🤖 AI Summary
This paper challenges whether existing “verbalizer LLM”-based activation interpretation methods genuinely uncover the internal representational mechanisms of target large language models (LLMs), or merely reproduce input information or the interpreter’s parametric priors.
Method: The authors design controlled experiments and cross-dataset benchmarks to systematically disentangle three confounding factors: input semantics, target-model activation states, and interpreter-model biases.
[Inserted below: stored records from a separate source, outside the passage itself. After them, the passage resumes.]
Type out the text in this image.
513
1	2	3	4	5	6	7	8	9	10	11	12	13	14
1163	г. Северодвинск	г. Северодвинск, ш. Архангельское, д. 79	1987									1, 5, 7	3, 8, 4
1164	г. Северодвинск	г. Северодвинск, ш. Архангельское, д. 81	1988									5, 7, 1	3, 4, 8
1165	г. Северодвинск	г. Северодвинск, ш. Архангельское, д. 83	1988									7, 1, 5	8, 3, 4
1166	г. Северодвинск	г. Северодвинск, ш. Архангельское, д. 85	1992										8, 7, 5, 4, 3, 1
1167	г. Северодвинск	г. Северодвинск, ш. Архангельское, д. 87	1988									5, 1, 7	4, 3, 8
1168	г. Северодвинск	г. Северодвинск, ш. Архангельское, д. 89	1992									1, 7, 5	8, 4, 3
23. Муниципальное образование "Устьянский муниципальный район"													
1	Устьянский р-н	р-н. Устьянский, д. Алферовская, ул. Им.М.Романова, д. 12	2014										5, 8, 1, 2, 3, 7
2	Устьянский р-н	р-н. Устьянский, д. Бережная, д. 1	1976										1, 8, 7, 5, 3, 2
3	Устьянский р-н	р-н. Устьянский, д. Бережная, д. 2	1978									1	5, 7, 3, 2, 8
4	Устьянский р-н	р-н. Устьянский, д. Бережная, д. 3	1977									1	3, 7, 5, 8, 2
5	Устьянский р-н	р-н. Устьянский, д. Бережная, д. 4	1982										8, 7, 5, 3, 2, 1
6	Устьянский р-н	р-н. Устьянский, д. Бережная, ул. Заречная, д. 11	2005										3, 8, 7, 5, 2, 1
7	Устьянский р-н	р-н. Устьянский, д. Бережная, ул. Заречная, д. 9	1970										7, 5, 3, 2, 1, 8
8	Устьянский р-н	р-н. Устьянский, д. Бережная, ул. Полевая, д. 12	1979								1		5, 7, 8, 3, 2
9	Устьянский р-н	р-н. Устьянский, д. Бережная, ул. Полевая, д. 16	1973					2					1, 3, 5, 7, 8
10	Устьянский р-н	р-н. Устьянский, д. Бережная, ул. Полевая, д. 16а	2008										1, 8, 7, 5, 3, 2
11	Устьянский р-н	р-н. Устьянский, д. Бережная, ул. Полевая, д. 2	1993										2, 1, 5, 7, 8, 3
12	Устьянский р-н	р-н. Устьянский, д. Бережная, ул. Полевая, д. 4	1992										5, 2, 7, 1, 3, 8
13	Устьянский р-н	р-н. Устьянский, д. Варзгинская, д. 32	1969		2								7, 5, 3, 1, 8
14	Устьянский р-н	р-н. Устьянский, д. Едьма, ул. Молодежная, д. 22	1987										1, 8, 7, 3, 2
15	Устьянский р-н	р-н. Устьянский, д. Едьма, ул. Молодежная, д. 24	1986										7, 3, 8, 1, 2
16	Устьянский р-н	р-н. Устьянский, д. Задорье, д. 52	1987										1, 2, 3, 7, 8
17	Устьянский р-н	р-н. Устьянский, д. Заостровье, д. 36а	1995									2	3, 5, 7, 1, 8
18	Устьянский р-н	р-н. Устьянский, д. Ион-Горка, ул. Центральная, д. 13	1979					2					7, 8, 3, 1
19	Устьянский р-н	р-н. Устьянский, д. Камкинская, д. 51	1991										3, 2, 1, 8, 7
Contribution/Results: Key findings show that mainstream methods pass standard evaluation benchmarks even when target-model activations are entirely ablated—indicating their outputs stem predominantly from the interpreter’s parametric knowledge rather than the target model’s private representations. Consequently, the paper identifies a critical lack of discriminative power in current evaluation datasets and introduces the first dedicated evaluation framework for attribution of explanation provenance. This work provides both methodological reflection and an empirical benchmark for interpretability research.
📝 Abstract
Recent interpretability methods have proposed to translate LLM internal representations into natural language descriptions using a second verbalizer LLM. This is intended to illuminate how the target model represents and operates on inputs. But do such activation verbalization approaches actually provide privileged knowledge about the internal workings of the target model, or do they merely convey information about its inputs? We critically evaluate popular verbalization methods across datasets used in prior work and find that they succeed at benchmarks without any access to target model internals, suggesting that these datasets are not ideal for evaluating verbalization methods. We then run controlled experiments which reveal that verbalizations often reflect the parametric knowledge of the verbalizer LLM which generated them, rather than the activations of the target LLM being decoded. Taken together, our results indicate a need for targeted benchmarks and experimental controls to rigorously assess whether verbalization methods provide meaningful insights into the operations of LLMs.